Asymmetric Lesion Detection with Geometric Patterns and CNN-SVM Classification
This work addresses the need for automated tools to assist non-experts in diagnosing skin diseases like melanoma, though it is incremental as it combines existing methods like CNNs and SVMs with new geometric analysis.
The paper tackled the problem of detecting asymmetric lesions in dermoscopic images to aid melanoma diagnosis, achieving a 99.00% detection rate with a geometry-based method and up to 97% weighted F1-score with a CNN-SVM classifier for shape classification.

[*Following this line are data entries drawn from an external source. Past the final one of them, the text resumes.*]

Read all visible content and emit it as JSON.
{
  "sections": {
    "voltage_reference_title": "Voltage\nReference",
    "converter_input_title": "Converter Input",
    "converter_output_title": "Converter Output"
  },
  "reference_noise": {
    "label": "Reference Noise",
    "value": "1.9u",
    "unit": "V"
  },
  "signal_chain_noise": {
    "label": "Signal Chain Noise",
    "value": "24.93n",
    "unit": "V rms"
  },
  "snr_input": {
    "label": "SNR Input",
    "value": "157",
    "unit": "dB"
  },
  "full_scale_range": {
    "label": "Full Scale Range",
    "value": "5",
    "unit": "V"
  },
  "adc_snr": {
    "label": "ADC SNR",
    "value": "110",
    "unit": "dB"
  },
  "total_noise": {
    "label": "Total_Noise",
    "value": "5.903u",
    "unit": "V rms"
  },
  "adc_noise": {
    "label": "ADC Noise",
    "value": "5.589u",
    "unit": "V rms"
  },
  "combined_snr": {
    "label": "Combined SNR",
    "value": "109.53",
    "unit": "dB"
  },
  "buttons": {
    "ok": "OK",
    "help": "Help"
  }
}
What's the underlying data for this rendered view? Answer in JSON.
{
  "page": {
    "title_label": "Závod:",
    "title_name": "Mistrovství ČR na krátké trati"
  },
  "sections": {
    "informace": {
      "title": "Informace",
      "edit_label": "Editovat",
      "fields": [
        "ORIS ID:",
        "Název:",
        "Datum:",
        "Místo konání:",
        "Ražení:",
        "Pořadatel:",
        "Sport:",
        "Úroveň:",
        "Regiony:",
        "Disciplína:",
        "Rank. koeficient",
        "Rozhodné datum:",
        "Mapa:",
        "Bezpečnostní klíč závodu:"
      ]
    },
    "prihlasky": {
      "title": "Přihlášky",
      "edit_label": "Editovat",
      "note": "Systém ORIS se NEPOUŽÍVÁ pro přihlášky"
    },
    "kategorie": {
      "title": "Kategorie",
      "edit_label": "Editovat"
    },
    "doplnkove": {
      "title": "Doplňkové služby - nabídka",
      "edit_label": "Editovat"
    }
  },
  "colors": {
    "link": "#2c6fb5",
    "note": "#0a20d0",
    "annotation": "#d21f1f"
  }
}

In dermoscopic images, which allow visualization of surface skin structures not visible to the naked eye, lesion shape offers vital insights into skin diseases. In clinically practiced methods, asymmetric lesion shape is one of the criteria for diagnosing melanoma. Initially, we labeled data for a non-annotated dataset with symmetrical information based on clinical assessments. Subsequently, we propose a supporting technique, a supervised learning image processing algorithm, to analyze the geometrical pattern of lesion shape, aiding non-experts in understanding the criteria of an asymmetric lesion. We then utilize a pre-trained convolutional neural network (CNN) to extract shape, color, and texture features from dermoscopic images for training a multiclass support vector machine (SVM) classifier, outperforming state-of-the-art methods from the literature. In the geometry-based experiment, we achieved a 99.00% detection rate for dermatological asymmetric lesions. In the CNN-based experiment, the best performance is found with 94% Kappa Score, 95% Macro F1-score, and 97% Weighted F1-score for classifying lesion shapes (Asymmetric, Half-Symmetric, and Symmetric).